As has been the tradition for decades, the downtown will be the setting for two of the community’s biggest holiday events: The 34th annual Christmas Parade at 1 p.m., Dec. 3, and the 62nd annual Courthouse Lighting at 6 p.m., Dec. 3.

Prescott has long been the go-to spot for a small-town Christmas. It started in the mid-1950s with the traditional Courthouse Lighting, then grew in the early 1980s with the addition of the Christmas Parade, and later, with the popular Acker Night (scheduled for Friday, Dec. 9).

When then-Gov. Rose Mofford named Prescott “Arizona’s Christmas City” in 1989, the designation solidified the community’s longtime holiday image.

“It really is part of the identity of our community,” Kendall Jaspers, director of the Prescott Downtown Partnership (PDP), said recently of the Christmas City moniker.

And occurring as they do in the heart of Prescott, the Christmas events also bring more attention than usual to Prescott’s downtown. “It reaffirms the downtown as the heartbeat of Prescott,” Jaspers added.
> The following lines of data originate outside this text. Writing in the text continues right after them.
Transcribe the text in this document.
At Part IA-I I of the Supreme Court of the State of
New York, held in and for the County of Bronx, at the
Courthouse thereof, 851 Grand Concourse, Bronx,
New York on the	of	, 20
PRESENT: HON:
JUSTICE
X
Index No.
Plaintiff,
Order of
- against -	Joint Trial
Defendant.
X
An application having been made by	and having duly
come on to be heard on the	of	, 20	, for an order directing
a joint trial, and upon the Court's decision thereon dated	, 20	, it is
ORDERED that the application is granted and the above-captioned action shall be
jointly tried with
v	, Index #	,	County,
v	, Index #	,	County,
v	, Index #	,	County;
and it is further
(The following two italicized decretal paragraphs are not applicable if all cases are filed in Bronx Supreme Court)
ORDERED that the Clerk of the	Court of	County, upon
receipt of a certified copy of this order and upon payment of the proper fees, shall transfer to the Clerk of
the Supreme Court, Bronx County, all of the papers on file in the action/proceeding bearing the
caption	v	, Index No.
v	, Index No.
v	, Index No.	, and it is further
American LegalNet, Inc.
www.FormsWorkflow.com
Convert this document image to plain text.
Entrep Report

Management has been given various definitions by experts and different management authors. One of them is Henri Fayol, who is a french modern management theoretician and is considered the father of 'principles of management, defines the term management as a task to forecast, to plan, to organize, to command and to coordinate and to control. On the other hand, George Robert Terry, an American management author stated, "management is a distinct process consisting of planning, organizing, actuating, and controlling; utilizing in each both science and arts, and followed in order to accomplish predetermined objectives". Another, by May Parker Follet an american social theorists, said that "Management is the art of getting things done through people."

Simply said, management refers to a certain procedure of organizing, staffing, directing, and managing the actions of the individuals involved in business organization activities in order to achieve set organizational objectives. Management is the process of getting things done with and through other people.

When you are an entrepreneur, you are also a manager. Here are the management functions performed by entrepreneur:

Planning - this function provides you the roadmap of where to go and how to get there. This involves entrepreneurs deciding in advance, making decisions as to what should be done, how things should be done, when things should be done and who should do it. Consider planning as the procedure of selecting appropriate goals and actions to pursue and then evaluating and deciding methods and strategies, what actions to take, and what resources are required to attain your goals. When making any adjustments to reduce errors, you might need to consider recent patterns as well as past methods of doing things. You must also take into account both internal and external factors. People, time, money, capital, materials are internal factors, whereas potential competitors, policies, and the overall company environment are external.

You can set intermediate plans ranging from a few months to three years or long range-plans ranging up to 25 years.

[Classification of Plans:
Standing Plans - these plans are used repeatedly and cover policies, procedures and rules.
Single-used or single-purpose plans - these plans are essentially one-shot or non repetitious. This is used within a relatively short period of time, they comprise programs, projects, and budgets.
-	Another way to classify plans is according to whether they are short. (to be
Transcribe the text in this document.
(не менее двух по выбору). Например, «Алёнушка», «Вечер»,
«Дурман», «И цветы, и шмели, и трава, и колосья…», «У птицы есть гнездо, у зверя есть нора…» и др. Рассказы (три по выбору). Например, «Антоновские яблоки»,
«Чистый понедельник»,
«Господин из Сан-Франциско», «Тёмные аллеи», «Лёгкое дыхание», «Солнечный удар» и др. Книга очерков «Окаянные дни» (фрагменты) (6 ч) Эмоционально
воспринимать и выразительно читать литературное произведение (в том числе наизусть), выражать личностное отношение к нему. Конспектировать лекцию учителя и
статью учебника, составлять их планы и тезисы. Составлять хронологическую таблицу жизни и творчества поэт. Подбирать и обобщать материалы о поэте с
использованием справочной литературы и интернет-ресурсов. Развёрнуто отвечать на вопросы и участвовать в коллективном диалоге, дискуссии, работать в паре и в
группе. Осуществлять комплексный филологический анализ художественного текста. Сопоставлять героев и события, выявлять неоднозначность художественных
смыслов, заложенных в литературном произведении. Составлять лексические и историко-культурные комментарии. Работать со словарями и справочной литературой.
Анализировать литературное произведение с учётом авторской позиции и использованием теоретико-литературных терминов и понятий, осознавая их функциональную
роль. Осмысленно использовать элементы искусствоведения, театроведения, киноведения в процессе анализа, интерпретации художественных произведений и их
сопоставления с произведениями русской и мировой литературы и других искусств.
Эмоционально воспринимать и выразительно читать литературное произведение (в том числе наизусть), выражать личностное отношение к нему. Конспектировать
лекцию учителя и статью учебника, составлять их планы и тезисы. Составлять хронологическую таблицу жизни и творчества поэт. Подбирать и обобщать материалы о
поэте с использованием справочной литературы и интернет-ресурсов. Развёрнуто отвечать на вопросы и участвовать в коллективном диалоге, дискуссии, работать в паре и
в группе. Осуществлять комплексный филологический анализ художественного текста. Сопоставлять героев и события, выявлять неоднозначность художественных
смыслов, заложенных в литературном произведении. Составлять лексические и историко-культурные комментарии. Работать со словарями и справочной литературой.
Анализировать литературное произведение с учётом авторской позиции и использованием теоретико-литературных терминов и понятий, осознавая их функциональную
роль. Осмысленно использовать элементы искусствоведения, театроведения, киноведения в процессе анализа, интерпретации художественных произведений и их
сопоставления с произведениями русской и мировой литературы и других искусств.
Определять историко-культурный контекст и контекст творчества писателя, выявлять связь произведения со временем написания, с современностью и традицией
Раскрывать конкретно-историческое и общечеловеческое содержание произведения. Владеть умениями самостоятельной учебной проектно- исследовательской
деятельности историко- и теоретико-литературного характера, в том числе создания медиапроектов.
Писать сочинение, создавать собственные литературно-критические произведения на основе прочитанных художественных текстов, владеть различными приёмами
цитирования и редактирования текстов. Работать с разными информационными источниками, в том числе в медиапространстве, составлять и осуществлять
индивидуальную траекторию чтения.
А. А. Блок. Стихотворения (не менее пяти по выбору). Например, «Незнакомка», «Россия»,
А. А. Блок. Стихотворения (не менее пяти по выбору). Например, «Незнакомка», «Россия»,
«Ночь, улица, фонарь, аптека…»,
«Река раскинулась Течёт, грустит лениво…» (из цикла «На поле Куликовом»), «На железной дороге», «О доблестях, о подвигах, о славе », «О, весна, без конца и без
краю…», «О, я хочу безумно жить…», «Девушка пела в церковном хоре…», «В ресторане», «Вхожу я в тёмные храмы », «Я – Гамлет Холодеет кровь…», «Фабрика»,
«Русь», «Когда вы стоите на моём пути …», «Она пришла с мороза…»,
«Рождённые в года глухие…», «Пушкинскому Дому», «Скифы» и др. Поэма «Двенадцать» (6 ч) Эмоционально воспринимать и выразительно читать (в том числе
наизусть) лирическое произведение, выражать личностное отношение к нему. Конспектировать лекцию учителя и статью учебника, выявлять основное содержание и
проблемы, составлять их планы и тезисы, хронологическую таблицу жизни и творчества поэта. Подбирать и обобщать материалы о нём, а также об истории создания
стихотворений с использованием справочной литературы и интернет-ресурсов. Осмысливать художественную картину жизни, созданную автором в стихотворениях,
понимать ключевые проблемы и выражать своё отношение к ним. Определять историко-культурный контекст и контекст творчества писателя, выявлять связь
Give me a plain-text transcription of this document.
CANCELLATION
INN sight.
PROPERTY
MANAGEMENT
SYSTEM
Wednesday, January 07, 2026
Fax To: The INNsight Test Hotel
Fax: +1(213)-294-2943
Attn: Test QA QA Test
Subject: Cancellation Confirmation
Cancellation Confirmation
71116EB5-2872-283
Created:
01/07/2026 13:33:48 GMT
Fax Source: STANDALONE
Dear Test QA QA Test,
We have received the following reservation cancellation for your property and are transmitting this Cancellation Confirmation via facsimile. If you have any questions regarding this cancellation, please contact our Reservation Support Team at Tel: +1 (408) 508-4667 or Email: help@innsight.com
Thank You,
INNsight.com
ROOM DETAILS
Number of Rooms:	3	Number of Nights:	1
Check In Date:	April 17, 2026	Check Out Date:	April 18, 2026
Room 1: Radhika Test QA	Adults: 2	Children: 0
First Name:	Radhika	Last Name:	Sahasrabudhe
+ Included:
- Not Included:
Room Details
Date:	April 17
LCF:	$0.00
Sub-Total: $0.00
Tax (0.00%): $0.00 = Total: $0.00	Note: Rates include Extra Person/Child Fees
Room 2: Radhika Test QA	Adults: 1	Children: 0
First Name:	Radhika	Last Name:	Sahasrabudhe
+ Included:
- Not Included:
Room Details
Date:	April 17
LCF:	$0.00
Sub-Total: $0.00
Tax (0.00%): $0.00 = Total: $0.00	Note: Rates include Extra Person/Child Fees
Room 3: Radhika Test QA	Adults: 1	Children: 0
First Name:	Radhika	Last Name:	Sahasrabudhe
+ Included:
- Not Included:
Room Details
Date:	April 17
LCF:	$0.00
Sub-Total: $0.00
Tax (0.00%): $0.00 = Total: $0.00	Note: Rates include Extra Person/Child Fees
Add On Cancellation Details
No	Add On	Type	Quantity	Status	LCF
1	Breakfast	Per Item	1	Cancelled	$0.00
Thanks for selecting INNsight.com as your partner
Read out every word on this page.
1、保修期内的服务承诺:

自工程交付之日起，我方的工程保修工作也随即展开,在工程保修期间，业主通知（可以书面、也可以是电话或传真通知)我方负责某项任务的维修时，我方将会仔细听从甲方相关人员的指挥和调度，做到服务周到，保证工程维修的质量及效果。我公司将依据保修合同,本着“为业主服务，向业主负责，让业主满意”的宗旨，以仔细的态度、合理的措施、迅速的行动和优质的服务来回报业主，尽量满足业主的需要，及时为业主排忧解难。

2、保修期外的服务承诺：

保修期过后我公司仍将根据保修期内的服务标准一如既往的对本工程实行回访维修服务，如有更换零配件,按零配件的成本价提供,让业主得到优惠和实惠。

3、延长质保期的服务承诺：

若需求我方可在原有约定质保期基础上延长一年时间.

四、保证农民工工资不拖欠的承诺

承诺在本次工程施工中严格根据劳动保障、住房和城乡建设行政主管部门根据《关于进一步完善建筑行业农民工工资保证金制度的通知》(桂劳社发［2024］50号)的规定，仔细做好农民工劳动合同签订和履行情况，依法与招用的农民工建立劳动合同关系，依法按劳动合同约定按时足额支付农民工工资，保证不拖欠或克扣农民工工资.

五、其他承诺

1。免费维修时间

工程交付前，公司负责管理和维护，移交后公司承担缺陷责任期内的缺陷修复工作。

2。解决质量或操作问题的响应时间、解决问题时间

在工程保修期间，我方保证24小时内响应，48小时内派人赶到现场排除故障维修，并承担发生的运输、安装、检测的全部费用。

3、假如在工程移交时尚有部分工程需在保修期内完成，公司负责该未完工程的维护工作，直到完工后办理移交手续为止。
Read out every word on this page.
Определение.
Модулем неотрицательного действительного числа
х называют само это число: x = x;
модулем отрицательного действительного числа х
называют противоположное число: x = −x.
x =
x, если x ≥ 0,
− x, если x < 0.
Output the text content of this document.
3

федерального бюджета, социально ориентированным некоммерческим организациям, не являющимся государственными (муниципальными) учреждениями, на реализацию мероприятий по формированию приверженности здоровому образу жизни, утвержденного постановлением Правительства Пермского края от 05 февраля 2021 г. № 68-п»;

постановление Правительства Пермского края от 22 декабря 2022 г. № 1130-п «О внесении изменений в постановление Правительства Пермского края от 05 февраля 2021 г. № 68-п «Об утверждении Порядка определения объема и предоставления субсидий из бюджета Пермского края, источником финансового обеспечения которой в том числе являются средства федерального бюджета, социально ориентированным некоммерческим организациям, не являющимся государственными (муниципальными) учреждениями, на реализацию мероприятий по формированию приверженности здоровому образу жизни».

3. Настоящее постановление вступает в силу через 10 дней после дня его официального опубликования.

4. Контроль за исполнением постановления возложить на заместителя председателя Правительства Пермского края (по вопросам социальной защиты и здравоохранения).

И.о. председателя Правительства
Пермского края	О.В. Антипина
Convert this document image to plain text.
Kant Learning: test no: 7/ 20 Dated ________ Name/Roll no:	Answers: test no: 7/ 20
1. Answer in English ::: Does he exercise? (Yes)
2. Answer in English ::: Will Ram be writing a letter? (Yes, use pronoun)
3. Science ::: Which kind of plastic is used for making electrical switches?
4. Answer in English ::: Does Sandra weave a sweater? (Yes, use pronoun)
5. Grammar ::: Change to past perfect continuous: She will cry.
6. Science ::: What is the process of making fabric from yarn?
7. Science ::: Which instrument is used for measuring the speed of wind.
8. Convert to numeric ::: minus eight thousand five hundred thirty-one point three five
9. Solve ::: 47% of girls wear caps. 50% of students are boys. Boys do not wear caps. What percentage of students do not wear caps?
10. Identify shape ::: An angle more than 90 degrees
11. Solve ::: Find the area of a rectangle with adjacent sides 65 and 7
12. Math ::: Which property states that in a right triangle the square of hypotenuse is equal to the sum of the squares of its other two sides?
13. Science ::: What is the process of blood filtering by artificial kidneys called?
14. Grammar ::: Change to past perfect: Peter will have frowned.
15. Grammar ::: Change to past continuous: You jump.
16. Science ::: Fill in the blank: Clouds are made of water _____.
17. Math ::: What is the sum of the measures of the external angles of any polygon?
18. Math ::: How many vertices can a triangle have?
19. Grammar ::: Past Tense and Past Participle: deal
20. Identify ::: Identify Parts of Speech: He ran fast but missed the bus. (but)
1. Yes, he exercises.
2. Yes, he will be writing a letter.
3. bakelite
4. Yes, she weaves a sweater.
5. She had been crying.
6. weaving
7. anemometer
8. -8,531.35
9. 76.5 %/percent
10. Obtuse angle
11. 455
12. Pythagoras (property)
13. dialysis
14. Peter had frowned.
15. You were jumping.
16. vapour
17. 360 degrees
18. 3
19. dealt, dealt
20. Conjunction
The Christmas Parade will feature 86 entries this year, including everything from floats to walking groups to high school and middle school bands.

Entrants were asked to adhere to this year’s theme, “All I Want for Christmas,” and organizers say that allows for a wide assortment of ideas.

Prescott Chamber of Commerce CEO David Maurer said as many as 10,000 people are expected to turn out for the Christmas Parade, filling the popular viewing spots eight to nine people deep.

The parade starts at the corner of Willis and Cortez, and Maurer says many of the spectators tend to congregate on Cortez along the Yavapai County Courthouse Plaza.

For a slightly less populated space, Maurer suggests heading to Goodwin Street, near the Chamber of Commerce building (117 W. Goodwin St.), or in front the businesses along Whiskey Row (Montezuma Street).

A few hours after the parade, attention will turn to the Yavapai County Courthouse Plaza for the 62nd annual Courthouse Lighting. The lighting is scheduled for 6 p.m., while musical entertainment will begin at 5 p.m.

This year, Maurer says the Courthouse Lighting would follow the usual tradition of a choir singing Christmas carols and the reading of the Christmas story – all leading up to the illumination of the courthouse and plaza lights.

One new feature this year: A brief tribute to former Gov. Mofford, who died earlier this year, for her part in the Arizona’s Christmas City designation.

The Courthouse Lighting typically brings out an even larger crowd than does the parade. “Regardless of the weather, we usually have a huge crowd for the lighting,” said Chamber Finance Director Harold Viehweg.